A scathing, 190-page report on the UC Davis confrontation, which was captured on video and widely replayed on television and the Internet, was the work of a task force headed by former California Supreme Court Justice Cruz Reynoso.
"Our overriding conclusion can be stated briefly and explicitly," wrote Reynoso and his co-authors. "The pepper-spraying incident that took place on November 18, 2011 should and could have been prevented."
The report, delayed for weeks by a lawsuit from the university police union, criticized officers for using pepper spray to break up a peaceful demonstration and accused school administrators of bungling decisions at nearly every point leading up to the incident.
The clash led to suspensions of the campus police chief and two officers, and thrust the normally quiet, conservative and mostly apolitical UC Davis campus, located near the state capital Sacramento, to the forefront of anti-Wall Street "Occupy" protests nationwide.
The report faulted UC Davis Chancellor Linda Katehi and other administrators for ordering police to remove tents the protesters had set up on campus in an imitation of Occupy demonstrations around the country.
Katehi and her advisers failed to take time to explore other alternatives, the report said, suggesting that the university could have allowed the tents to remain while using police to enforce the health and safety regulations they had cited as their primary concerns.
The panel also singled out police department commanders, including Lieutenant John Pike, who was seen in video footage dousing a cluster of protesters at close range as he walked back and forth in front of them. The report said the pepper spray he used was in a larger can with a more forceful nozzle than the variety officially approved for the police department
The task force concluded its work weeks ago, but attorneys representing the university police sued to block it on the grounds that it would violate the confidentiality of officers' personnel records.

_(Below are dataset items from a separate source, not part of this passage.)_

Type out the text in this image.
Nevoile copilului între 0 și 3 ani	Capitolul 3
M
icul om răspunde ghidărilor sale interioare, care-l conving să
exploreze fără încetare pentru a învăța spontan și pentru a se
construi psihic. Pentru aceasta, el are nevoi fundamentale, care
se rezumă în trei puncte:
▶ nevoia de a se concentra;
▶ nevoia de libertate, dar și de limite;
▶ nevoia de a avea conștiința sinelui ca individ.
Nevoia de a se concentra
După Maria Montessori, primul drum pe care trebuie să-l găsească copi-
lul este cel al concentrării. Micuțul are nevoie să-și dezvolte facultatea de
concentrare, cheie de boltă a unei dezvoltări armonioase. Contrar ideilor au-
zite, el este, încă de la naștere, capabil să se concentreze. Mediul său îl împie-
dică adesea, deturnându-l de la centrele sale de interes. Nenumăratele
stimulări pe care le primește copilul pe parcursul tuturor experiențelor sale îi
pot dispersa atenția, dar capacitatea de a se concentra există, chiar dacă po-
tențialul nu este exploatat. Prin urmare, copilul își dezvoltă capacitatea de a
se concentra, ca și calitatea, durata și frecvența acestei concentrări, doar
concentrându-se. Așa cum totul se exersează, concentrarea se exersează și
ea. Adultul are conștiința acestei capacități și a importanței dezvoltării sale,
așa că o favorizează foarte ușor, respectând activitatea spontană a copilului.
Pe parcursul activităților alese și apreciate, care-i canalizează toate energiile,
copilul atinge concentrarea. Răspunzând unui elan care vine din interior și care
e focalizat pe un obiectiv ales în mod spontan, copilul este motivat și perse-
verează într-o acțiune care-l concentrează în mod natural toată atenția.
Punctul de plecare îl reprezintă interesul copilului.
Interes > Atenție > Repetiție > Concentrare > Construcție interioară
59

Pike received thousands of threatening emails and phone calls after he was identified as one of the officers wielding a spray bottle, his lawyers said.
Under a settlement between UC and the union, the task force issued the report with names of several officers redacted. But Pike and UC Davis Police Chief Annette Spicuzza were named because they already had been publicly identified.
Some students who were pepper-sprayed have filed a separate lawsuit alleging that their civil rights were violated.